Quão precisas têm sido as previsões céticas sobre IA de Ed Zitron?

Um post de blog amplamente compartilhado audita o histórico de previsões do proeminente crítico de IA Ed Zitron, argumentando que muitas de suas afirmações confiantes sobre estagnação de modelos, colapso das Big Techs e implosão iminente da bolha de IA já foram falsificadas pelo subsequente crescimento de receita e pelos ganhos de capacidade. Os comentaristas se dividem entre ver Zitron como um profeta do apocalipse numericamente impreciso e capturado pela audiência, e considerá-lo correto na direção sobre um boom insustentável de infraestrutura de IA financiado por dívida e financiamento circular. A troca se amplia para um ceticismo sobre os incentivos tanto dos defensores quanto dos céticos da IA, a opacidade das finanças de IA das hyperscalers e como é difícil raciocinar honestamente sobre um setor em rápida mudança e movido por hype.

Percepção do papel e das motivações de Ed

  • Muitos o veem como parte da “economia da atenção”: um contrarian profissional cuja renda depende de posições anti-IA de alto engajamento.
  • Vários comentários descrevem “captura de audiência”: depois de conquistar uma base de seguidores de céticos radicais, recuar ou moderar suas opiniões colocaria seu negócio em risco.
  • Alguns ainda o valorizam como fonte de documentos financeiros vazados e números de capital, enquanto ignoram em grande parte seus comentários.
  • Uma minoria argumenta que ele está certo na direção sobre o sistema, mesmo que pessoalmente seja insuportável ou tecnicamente fraco.

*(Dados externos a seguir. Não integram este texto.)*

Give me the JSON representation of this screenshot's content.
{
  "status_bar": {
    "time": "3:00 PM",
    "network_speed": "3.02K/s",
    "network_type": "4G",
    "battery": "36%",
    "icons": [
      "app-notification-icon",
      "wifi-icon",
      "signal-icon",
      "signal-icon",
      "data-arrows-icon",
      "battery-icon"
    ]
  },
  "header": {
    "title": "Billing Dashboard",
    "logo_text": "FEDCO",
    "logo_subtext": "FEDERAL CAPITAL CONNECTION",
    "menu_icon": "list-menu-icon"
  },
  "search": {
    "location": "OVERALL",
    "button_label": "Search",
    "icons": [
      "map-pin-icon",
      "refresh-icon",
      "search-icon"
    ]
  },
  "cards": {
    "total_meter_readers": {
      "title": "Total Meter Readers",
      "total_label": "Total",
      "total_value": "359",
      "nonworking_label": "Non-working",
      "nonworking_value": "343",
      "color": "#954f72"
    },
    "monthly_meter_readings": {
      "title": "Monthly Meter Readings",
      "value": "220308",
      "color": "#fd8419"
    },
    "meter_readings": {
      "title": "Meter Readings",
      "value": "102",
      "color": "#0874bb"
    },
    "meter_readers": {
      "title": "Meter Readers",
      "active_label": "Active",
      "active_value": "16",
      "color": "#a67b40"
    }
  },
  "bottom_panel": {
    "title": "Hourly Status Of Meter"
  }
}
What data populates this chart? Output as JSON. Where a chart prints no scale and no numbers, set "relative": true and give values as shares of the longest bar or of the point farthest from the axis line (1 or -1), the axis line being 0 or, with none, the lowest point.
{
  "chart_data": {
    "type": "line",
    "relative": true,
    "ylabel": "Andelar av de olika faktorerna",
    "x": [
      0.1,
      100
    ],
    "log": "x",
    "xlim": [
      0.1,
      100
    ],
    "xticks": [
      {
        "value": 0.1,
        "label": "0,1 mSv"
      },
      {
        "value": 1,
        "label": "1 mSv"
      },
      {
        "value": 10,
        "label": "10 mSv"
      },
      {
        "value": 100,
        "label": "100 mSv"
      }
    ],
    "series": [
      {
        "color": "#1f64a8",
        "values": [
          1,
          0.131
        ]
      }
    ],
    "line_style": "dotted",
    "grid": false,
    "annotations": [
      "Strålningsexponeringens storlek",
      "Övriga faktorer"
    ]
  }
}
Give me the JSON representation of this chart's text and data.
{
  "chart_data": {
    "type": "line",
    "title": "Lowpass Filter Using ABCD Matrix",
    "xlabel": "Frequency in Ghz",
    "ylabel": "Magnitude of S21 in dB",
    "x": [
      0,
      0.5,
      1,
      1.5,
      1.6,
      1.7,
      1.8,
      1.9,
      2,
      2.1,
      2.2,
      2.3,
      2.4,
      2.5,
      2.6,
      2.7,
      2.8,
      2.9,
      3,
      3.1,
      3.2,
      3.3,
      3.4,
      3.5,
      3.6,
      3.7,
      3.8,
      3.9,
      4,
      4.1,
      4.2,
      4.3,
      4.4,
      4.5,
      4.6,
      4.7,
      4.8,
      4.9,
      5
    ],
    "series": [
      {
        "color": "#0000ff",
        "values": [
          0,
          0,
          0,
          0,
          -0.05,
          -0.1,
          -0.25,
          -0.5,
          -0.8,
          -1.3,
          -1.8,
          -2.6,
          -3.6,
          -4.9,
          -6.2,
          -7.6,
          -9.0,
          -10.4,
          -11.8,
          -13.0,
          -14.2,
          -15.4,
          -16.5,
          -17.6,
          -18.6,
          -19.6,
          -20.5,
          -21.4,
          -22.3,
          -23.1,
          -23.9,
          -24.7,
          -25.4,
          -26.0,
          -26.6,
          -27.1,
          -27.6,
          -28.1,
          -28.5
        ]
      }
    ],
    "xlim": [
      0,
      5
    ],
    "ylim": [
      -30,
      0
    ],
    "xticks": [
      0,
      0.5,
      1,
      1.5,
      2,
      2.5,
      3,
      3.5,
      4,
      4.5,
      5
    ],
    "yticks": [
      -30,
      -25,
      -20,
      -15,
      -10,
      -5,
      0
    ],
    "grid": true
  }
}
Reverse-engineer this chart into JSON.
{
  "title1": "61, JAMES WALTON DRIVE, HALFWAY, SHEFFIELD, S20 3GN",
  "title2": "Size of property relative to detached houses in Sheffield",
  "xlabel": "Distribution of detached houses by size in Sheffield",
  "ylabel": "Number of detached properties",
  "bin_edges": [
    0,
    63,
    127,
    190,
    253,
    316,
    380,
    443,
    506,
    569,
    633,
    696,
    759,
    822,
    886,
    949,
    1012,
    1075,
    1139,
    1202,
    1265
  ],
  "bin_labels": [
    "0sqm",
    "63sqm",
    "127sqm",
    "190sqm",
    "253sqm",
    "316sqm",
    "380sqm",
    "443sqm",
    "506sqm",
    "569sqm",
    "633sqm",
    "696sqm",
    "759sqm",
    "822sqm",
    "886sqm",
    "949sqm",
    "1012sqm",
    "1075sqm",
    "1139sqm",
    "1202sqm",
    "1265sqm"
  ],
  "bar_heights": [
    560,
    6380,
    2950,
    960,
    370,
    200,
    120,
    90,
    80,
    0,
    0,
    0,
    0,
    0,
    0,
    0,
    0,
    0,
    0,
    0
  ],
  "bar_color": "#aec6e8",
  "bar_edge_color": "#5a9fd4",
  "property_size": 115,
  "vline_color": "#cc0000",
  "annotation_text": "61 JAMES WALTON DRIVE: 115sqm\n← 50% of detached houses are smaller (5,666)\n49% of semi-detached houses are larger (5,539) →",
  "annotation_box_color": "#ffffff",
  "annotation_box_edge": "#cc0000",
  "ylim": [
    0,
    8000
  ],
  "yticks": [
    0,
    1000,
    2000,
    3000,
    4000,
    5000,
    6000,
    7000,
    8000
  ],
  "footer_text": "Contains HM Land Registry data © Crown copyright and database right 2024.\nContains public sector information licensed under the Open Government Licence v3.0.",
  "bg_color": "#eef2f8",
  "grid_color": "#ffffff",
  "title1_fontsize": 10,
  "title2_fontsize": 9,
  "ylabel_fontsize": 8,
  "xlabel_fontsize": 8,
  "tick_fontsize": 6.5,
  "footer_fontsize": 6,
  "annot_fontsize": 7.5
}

Precisão e valor de suas previsões

  • O fio de discussão concorda amplamente que suas previsões concretas e datadas (IA atingindo o pico, laboratórios colapsando, hyperscalers como “cadáveres ambulantes”) têm estado consistentemente erradas até agora.
  • Os defensores muitas vezes recuam para “ele se adiantou, não está errado”, o que outros rebatem como algo infalsificável e indistinguível de estar errado.
  • Há debate sobre se focar em seus erros numéricos e cronogramas perdidos responde de forma justa à sua tese central sobre a economia da IA.

Economia da IA, bolha e financiamento circular

  • Muitos comentaristas compartilham a visão de que os gastos com IA parecem de bolha: capex massivo, lucros finos ou opacos e dependência de financiamento criativo.
  • Os acordos circulares são amplamente discutidos (hyperscalers investindo em laboratórios que então se comprometem antecipadamente a gastar de volta em suas nuvens; tokens subsidiados inflando a receita aparente).
  • Outros contrapõem que existe crescimento real substancial de receita, que os hyperscalers têm grandes reservas de caixa e que as margens dos intermediários podem se comprimir com o tempo.

Saúde das gigantes de tecnologia e estratégia de IA

  • Há divergência sobre se empresas como Google, Meta e Microsoft estão “morrendo”:
    • Um lado aponta demissões, produtos piorados e IA como uma história de crescimento por desespero.
    • O outro aponta receita e lucro recordes, argumentando que “morrendo” nesse sentido é enganoso.

Utilidade e limites dos LLMs

  • Há amplo consenso de que os LLMs são realmente úteis (especialmente em programação), mas não são mágicos nem universalmente econômicos.
  • Alguns acham que as capacidades atuais estão perto de um teto; outros veem ganhos claros de capacidade e eficiência desde 2024.

Sobre a crítica em si e a cultura de previsão

  • O artigo é elogiado por compilar falhas de previsão, mas alguns o consideram seletivo, literalista e fraco em crítica macro mais profunda.
  • Vários observam que tanto os entusiastas de IA quanto os céticos deveriam ser julgados pelo histórico, não por sensações, e que os incentivos da mídia empurram todos os comentaristas para previsões excessivamente confiantes.